HB 1 is based on a proposal that KTRS unveiled to legislators in late 2014. In short, it calls for the state to issue up to $3.3 billion in bonds to take advantage of the system’s long-term investment gains. Its most recent one-year return rate topped 5 percent; its five-year return was exactly 12 percent, and its 20-year return was 7.6 percent – all above the bond interest rates the state could expect to see.
The bonding would give the state nine years to phase in the additional payments it needs to meet the Annually Required Contribution, or ARC, that would eventually bring the long-term liability under control. During those early years, the state would pay for the bonds largely using money the state is already giving to KTRS for previous bond payments and other programs.
“I normally would not be in favor of pension bonds, but it is clear to me that KTRS can earn enough to pay back the bonds and interest without putting us at undue risk,” Speaker Stumbo said. “Research also shows that pension bonds used in other states have generally performed well. Our window of opportunity is drawing to a close, however, given last month’s interest-rate hike by the Federal Reserve, the first increase in nearly a decade.”
According to KTRS, if nothing is done, its requests for additional money – on top of the hundreds of millions of dollars it already receives annually – will rise from about $500 million extra each year to more than $2 billion extra each year within the next two decades. To cover benefits now, KTRS reported that it had to sell $650 million in assets last year and is on track to sell another $750 million this year.
“The fact is, we owe what we owe, and we have to pay it,” Speaker Stumbo said. “It is unfeasible for us to get to the ARC this budget cycle, but my plan stops the bleeding and gets us to the point where we can make the ARC. We need to get ahead of the problem now, or we’ll pay a far steeper price down the road.

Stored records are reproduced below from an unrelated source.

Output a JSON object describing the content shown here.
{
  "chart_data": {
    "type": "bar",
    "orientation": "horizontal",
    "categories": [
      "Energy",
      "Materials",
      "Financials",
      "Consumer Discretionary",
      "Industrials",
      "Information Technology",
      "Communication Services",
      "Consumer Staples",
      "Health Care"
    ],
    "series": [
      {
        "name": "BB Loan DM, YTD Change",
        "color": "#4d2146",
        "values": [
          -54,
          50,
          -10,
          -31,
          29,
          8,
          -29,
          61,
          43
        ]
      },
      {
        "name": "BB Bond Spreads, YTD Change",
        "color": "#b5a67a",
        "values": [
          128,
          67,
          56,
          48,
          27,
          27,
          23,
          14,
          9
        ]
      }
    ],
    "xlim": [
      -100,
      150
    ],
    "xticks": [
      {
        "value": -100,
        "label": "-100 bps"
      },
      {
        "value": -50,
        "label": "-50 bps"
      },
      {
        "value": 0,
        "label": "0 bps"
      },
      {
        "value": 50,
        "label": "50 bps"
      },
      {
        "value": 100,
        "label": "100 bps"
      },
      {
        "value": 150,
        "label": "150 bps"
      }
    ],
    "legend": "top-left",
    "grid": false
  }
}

“Those who oppose this need to tell teachers and taxpayers what plan they have to bring the liability down,” he added. “Making this situation even more critical is the fact that teachers do not have Social Security, meaning they rely even more on their pensions than other state retirees. In addition, teachers have long pre-funded their annual cost of living allowances, and they took a major step forward in 2010 when they agreed to contribute more to stabilize their health insurance. They have made sacrifices to help bring the liability down; now, it’s the state’s turn.”